How to get the converted Markdown file content in Memory Stream

sharook · August 4, 2023, 1:33pm

I am writing a method that converts HTML files to MarkDown files using Aspose.HTML dll,
Converter.ConvertHTML() method requires providing the output path for saving the converted files is there any way or other method that converts the HTML to markdown and returns the MemoryStream of the markdown content

asad.ali · August 4, 2023, 9:34pm

@sharook
We have opened the following new ticket(s) in our internal issue tracking system and will deliver their fixes according to the terms mentioned in Free Support Policies.

Issue ID(s): HTMLNET-4797

You can obtain Paid Support Services if you need support on a priority basis, along with the direct access to our Paid Support management team.

sharook · August 7, 2023, 7:17am

hi @asad.ali, Thanks for the reply. I just wanted to know if this feature is impossible using the existing DLL version of Aspose.HTML as of now?

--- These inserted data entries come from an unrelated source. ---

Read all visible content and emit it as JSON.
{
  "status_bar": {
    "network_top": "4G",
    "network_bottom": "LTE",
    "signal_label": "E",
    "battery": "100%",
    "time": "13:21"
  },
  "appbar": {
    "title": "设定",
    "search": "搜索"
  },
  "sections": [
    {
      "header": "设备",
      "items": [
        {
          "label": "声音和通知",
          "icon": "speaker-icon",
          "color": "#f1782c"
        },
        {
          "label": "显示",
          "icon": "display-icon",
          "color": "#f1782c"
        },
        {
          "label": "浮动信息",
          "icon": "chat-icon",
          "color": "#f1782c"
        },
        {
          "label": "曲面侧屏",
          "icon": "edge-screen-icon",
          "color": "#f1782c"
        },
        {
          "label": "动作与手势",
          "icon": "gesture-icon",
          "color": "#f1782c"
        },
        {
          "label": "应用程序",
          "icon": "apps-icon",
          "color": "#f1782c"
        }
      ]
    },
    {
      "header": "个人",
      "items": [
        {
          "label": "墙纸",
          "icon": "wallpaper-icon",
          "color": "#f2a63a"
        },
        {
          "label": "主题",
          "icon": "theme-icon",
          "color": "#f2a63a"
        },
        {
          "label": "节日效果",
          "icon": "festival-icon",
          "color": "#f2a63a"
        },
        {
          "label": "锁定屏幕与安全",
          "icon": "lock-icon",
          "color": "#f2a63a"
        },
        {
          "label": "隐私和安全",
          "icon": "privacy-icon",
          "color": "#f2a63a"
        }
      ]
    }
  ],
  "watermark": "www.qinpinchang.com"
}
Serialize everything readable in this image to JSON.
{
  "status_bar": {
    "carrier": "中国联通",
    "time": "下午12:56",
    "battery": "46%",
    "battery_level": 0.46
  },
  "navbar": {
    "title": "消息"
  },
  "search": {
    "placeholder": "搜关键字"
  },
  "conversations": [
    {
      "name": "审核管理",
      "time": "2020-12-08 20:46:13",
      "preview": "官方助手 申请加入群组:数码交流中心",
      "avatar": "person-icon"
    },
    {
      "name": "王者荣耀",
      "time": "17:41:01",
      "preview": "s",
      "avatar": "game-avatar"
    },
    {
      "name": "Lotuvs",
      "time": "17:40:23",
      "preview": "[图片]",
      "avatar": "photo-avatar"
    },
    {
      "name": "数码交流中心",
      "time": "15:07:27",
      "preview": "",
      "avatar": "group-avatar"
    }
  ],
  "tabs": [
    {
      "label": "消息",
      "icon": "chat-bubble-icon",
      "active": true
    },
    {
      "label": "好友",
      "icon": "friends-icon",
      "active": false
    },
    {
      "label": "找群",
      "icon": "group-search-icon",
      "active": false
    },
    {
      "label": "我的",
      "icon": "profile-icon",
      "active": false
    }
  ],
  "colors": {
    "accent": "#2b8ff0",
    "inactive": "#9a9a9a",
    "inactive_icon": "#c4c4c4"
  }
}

asad.ali · August 7, 2023, 11:57am

@sharook

In order to control where the document and its associated resources are saved during Markdown conversion, you can use the following code:

internal class Program
{
    static void Main()
    {
        // Open the HTML document to be saved
        using var doc = new HTMLDocument("Input.htm");
        var storage = new MyStorage();
        var options = new MarkdownSaveOptions();
        // Save HTML to Markdown
        doc.Save(storage, options);
        // Memory stream containing converted Markdown
        var mdStream = storage.Streams[0];
    }

    class MyStorage : IOutputStorage
    {
        public MyStorage()
        {
            Streams = new List<MemoryStream>();
        }
        // This property will contain all saved MemoryStreams.
        public List<MemoryStream> Streams { get; }

        public OutputStream CreateStream(OutputStreamContext context)
        {
            // Create stream for the saved resource
            var stream = new MemoryStream();
            Streams.Add(stream);

            if (Streams.Count == 1)
                // The first resource is always a main document.
                return new OutputStream(stream, "file:///out.md");
            // All subsequent resources are images, scripts, referenced pages etc.
            return new OutputStream(stream, "file:///resource" + (Streams.Count - 1));
        }

        public void ReleaseStream(OutputStream stream)
        {
        }
    }
}

If you do not need associated resources, then you can disable saving them, as shown in the following example:

internal class Program
{
    static void Main()
    {
        // Open the HTML document to be saved
        using var doc = new HTMLDocument("Input.htm");
        var storage = new MyStorage();
        var options = new MarkdownSaveOptions
        {
            // Disable resource handling
            ResourceHandlingOptions =
            {
                Default = ResourceHandling.Ignore,
                JavaScript = ResourceHandling.Ignore
            }
        };
        // Save HTML to Markdown
        doc.Save(storage, options);
        // Memory stream containing converted Markdown
        var mdStream = storage.MDStream;
    }

    class MyStorage : IOutputStorage
    {
        public MemoryStream MDStream { get; private set; }

        public OutputStream CreateStream(OutputStreamContext context)
        {
            // Create stream for the saved document as there will be no resources
            MDStream = new MemoryStream();
            return new OutputStream(MDStream, "file:///out.md");
        }

        public void ReleaseStream(OutputStream stream)
        {
        }
    }
}

sharook · August 10, 2023, 9:06am

@asad.ali, Thanks for the reply .
In the above example you are saving the converted file in a temporary path and then reading the content of it and converting it to memory stream, That is not my requirement I should get the stream as a result using Aspose method.
example Converter.ConvertHTML() need file path as input parameter for saving the converted file and returns void so in my case i need a method which returns memory stream of the converted file content rather than saving it and then reading the content.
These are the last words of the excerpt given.